Care homes don’t generally provide transportation. Outings and field trips are rare. It's expected that families take their loved one to doctor’s appointments. Or, if they can't, providers can arrange other services
Costs & Finances
Adult Care Homes charge month-to-month. A monthly base rate includes room, board, and basic services. Care and personal services (the care plan) are in addition to the monthly rate. Care plan charges increase as care escalates.
Monthly base rates vary depending on where you live. Across the US base rates range between $2500 – $6000 per month.
Paying for Adult Care Homes
Medicare does not pay for adult care homes, meaning payment for monthly charges comes from:
- Private funds
- Long-term care insurance policies
- Medicaid, if the home has a Medicaid contract.
- Veteran’s benefits
Not every home has a contract with the State to accept Medicaid reimbursement. Also, a home that does have a contract is not obligated to accept a new resident who’s on Medicaid. Additionally, many homes carry a contract so their long-term residents, who run out of private funds, can stay in their home.
How to Find Adult Care Homes
Finding the right adult care home for your loved one can be an overwhelming task. In areas where adult care homes exist, there can be dozens, if not hundreds to choose from. For example, in the Portland, OR area alone, there are over 1,200 licensed adult care home providers.

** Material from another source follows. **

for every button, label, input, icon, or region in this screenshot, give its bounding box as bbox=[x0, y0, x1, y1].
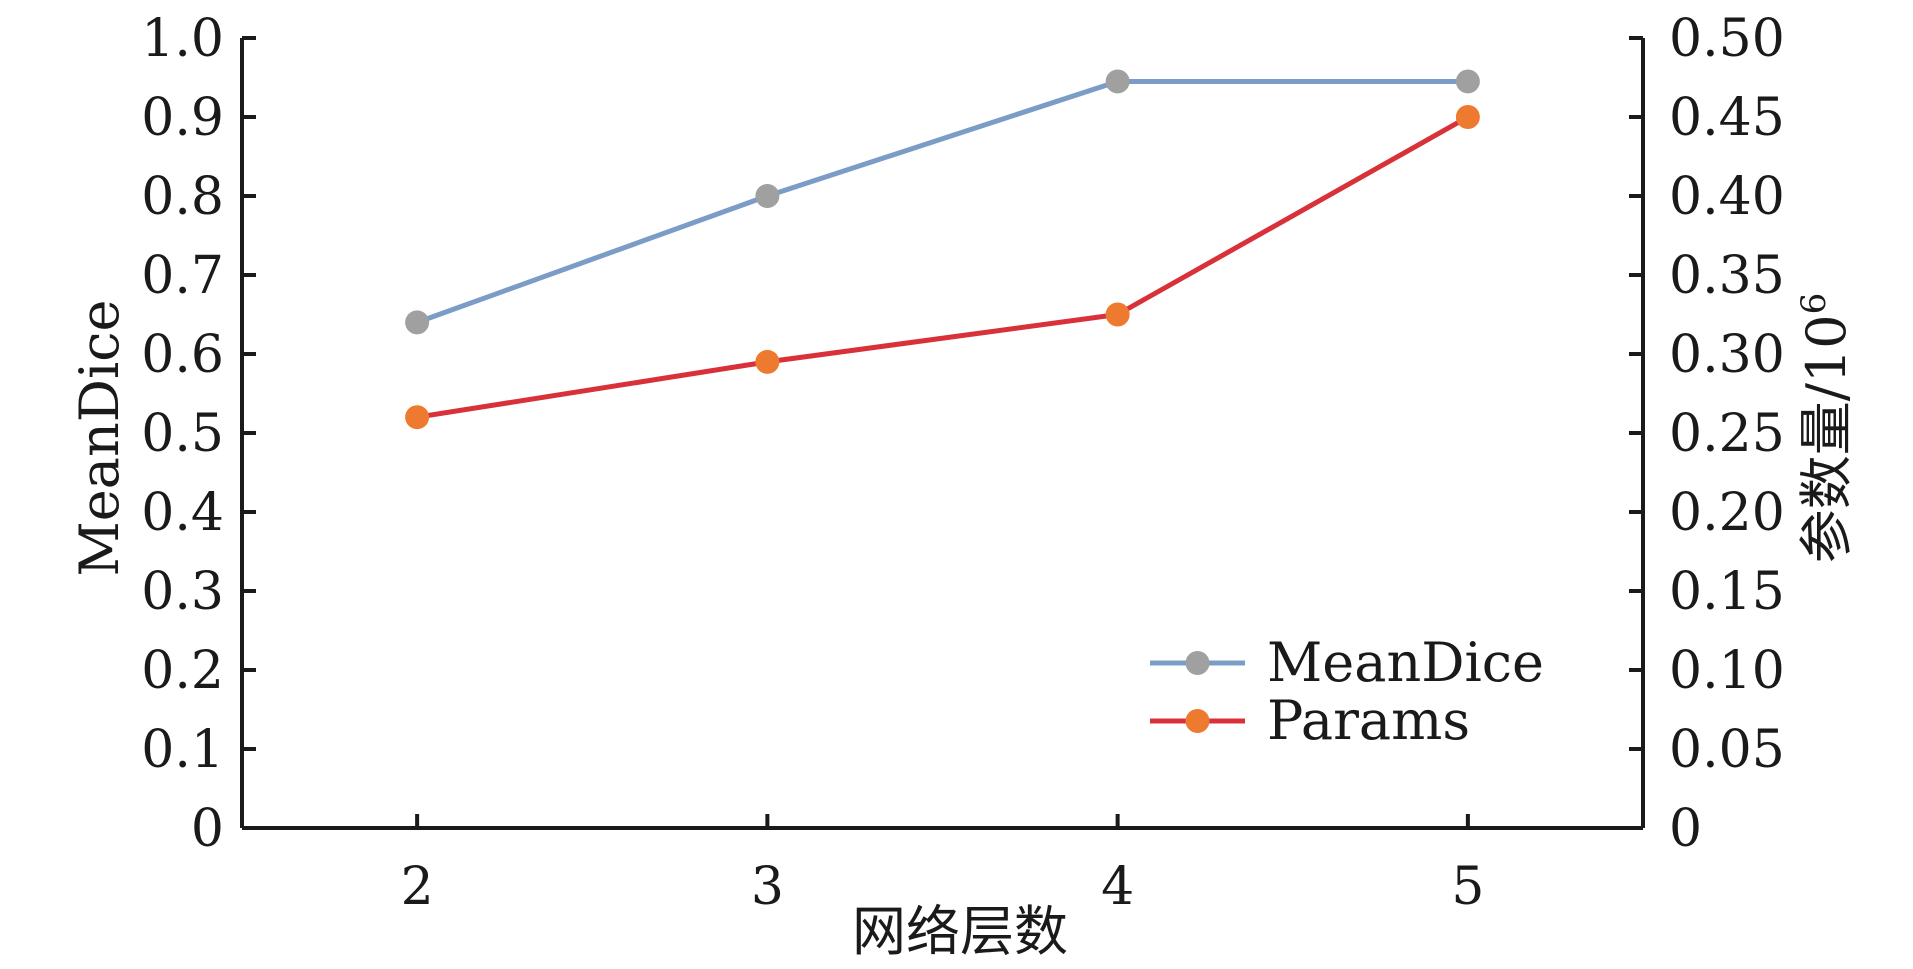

Homes will vary in cost, amenities, and care types offered. Additionally, due to the small setting, it's important to consider the personality and manners of the caregivers and how your loved one will engage with them. Think about the peer group as well, what types of behaviors and personalities will be important for your loved one to be around? Unlike assisted living facilities, which have a large number of staff and residents, care homes are defined by the closeness of their communities.
Working with someone who is familiar with the adult care homes in your area is imperative to making the right decision. A professional referral agency will have first-hand knowledge of the local senior housing options and will be able to help you narrow down your list to resources that are right for your budget, medical needs, and preferences.
If your loved one would do well in an intimate, family-oriented setting with home-cooked meals, an adult care home might be the right choice. There are some key differences between assisted living and adult care homes, make sure you understand your options before making a choice. When you find the right fit, a care home can be one of the most rewarding places to provide care for a loved one.